Onunla birlikte mağazaya girerken, ilk önce rüyâda olup olmadığını, daha sonra
da şimdiye kadar yeni bir elbise giyip giymediğini düşündü. Genellikle ailedeki
büyük çocuğa alınan veya komşular tarafından verilen giyecekler, elbiselerin
ona dar gelmesiyle birlikte ortanca kardeşe kalır, birkaç sene sonra da dizleri
aşınmış veya delinmiş vaziyette kendisine yamanırdı.
Ama "her zaman hasta" dedikleri babasının ne kadar zor para kazandığını
bildiğinden, bu işe bir kere bile itiraz etmemişti. şimdi ise, ilk defa yeni
bir elbisesi olacaktı. Üstelik de bayrama üç gün kala...
Çocuk, yaşlı adamın gösterdiği elbiseleri giydiğinde, büyümüş olduğunu ilk defa
farketti. Çizgili kadifeden yapılmış pantolon, bacaklarının ne kadar uzun
olduğunu ortaya koyarken, yeni ceketi de omuzlarını iyice geniş göstermişti.
Fakat hepsinin üzerine giydiği kaban bir başkaydı ve artık üşümeyecekti.
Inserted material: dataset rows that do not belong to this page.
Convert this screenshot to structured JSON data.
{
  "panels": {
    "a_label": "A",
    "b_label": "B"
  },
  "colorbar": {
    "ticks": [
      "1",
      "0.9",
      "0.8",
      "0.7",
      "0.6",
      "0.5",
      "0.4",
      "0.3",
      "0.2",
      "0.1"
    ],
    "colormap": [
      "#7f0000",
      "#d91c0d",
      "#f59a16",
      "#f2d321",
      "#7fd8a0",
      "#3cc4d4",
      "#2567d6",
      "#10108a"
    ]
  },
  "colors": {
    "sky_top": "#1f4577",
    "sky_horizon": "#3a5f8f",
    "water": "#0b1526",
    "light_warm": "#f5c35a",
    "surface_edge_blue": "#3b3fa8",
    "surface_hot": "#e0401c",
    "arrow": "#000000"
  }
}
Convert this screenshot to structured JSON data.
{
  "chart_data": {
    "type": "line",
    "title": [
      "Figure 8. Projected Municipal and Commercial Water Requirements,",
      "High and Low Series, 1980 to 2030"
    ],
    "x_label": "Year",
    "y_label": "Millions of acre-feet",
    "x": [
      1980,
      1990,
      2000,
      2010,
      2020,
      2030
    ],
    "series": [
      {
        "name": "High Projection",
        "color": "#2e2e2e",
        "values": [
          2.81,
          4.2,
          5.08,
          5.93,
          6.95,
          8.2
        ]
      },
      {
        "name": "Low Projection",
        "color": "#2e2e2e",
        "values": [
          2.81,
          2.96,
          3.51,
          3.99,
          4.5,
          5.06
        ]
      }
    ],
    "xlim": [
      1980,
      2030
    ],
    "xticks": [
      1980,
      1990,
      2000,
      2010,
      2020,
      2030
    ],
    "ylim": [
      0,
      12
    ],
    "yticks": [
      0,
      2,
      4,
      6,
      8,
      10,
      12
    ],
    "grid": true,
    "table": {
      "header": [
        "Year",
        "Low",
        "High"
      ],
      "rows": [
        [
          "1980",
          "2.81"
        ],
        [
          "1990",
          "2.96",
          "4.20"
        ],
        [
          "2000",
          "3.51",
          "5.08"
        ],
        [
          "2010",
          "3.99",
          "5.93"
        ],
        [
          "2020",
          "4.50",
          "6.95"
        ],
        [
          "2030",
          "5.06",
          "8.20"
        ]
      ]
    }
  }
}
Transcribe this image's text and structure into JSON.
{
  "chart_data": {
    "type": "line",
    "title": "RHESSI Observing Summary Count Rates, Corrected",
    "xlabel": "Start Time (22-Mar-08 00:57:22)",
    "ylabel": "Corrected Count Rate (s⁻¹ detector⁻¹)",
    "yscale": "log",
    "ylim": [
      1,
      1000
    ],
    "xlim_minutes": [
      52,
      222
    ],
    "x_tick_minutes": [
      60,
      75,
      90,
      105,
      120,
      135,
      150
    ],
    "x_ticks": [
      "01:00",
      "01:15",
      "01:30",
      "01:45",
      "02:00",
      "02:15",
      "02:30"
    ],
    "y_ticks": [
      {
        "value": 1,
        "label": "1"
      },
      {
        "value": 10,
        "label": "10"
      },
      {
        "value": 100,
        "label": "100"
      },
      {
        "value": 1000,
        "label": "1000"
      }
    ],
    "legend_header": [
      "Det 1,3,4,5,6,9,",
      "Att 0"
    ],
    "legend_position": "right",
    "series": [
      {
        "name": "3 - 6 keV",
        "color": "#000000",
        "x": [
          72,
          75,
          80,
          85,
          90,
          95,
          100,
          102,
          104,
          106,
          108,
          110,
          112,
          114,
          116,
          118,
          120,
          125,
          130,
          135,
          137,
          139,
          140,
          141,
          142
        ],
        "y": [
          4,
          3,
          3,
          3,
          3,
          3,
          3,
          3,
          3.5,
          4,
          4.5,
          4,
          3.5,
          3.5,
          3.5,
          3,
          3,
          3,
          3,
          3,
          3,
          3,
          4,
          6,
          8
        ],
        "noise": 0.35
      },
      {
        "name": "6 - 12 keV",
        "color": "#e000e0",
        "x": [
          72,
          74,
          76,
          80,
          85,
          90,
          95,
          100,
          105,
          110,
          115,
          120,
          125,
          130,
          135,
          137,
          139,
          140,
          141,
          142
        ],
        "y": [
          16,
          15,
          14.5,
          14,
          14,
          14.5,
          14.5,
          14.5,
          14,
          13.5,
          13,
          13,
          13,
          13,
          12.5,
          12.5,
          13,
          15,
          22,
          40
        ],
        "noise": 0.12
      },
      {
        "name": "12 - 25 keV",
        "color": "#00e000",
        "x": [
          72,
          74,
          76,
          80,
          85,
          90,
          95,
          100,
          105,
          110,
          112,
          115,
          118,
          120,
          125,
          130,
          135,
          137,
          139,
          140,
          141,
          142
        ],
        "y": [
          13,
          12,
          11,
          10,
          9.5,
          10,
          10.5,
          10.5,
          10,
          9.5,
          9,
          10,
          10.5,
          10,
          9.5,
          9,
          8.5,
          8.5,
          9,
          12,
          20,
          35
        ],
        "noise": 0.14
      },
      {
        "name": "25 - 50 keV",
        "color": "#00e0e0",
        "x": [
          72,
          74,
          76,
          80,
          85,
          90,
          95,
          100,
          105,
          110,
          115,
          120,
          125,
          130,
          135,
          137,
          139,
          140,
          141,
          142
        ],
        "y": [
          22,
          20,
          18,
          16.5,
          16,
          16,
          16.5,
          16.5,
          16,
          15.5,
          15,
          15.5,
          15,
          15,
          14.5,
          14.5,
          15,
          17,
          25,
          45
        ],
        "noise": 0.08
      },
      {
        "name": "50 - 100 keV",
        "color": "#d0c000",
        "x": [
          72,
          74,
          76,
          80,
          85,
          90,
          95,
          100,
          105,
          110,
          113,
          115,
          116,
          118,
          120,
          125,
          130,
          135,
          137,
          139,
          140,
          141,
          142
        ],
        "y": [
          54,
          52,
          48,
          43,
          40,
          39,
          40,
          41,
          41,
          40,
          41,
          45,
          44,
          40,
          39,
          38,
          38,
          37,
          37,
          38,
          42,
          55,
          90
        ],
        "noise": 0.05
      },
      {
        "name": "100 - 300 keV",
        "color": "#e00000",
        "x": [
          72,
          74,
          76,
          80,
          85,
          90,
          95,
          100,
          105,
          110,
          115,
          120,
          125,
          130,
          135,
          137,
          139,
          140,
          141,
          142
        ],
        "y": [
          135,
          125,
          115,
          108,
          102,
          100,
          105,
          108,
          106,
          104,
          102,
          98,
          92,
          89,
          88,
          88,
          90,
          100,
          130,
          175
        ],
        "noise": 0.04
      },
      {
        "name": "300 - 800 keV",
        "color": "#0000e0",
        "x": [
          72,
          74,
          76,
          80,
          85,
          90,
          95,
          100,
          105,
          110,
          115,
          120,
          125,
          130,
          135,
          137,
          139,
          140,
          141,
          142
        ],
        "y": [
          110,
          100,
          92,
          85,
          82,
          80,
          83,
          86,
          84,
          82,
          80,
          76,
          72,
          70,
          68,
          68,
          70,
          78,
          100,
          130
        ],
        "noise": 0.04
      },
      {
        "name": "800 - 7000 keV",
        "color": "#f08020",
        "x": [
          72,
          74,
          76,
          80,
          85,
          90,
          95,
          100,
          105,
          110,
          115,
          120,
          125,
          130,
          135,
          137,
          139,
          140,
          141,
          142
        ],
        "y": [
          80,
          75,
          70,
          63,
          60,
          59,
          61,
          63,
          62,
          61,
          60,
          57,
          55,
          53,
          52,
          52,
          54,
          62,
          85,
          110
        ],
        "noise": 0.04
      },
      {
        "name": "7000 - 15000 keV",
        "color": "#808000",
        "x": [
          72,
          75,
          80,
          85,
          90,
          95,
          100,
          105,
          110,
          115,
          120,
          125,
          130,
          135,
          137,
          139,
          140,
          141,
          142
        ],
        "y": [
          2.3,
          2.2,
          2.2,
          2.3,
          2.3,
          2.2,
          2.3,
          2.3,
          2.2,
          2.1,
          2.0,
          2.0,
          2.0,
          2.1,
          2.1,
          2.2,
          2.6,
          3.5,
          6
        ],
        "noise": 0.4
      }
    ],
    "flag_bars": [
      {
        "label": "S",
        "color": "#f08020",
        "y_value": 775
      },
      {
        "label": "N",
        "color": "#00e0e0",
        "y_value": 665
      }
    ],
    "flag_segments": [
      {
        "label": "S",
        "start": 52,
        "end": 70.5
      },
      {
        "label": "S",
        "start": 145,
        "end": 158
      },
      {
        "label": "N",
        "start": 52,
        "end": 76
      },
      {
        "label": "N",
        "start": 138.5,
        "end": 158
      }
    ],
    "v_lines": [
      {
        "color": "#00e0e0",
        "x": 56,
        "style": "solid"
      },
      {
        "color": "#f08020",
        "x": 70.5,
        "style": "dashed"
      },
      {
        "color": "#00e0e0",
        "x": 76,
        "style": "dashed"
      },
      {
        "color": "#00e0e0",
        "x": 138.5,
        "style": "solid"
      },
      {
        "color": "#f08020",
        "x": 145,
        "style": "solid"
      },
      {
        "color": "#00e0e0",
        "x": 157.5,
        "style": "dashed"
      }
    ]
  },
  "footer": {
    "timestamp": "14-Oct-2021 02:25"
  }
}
Çocuk,
biraz önce kazandığı misketleri onun cebine bıraktığında, iyice keyiflendi.
İrili ufaklı misketler, gayet derin olan ceplerin bir köşesinde kalmıştı. Demek
ki her bir cep, en az elli misket alabilirdi.
Yaşlı adam, çocuğu sağa sola döndürdükten sonra, elbiselerin paketlenmesini
istedi. Ve iş tamamlandığında, tezgâhtara dönerek :
* Elbiseleri torunuma alıyorum, dedi. Kendisine sürpriz yapacağım için, onları
bu çocuğun üzerinde denedim. İkisinin de boyu falan aynı da...
Çocuk, bir anda beyninden vurulmuşa döndü ve ne diyeceğini bilemedi.
Ama artık büyüdüğüne göre, bir şey belli etmemeliydi. Aynaya son bir defa
baktıktan sonra, üzerindekileri yavaşça çıkartarak bir kenara fırlattığı
eskileri giydi.
Adam, elbiselerin torununa uyacağından emindi. Yaptığı hizmet için çocuğa bir
ciklet parası vermek istediğinde, onu yanında göremedi. Haylaz velet, belli ki
bu işten sıkılmıştı.
Çocuk, arkadaşlarının yanına döndüğünde, bir kenara çekilerek onları seyretmeye
koıuldu. Ve bütün ısrarlara rağmen oyuna katılmadı.
Arkadaşları :
* Niçin oynamıyorsun? diye sordular. En güzel misketleri sen kazanmıştın.
* Çocuk, inci gibi yaşlar süzülen gözlerini arkadaşlarından kaçırmaya
çalışırken :
* Misketlerim, bu elbiselere yakışmayacak kadar güzeldi, dedi. Bu yüzden
onları, bayramlık kabanımın cebine sakladım.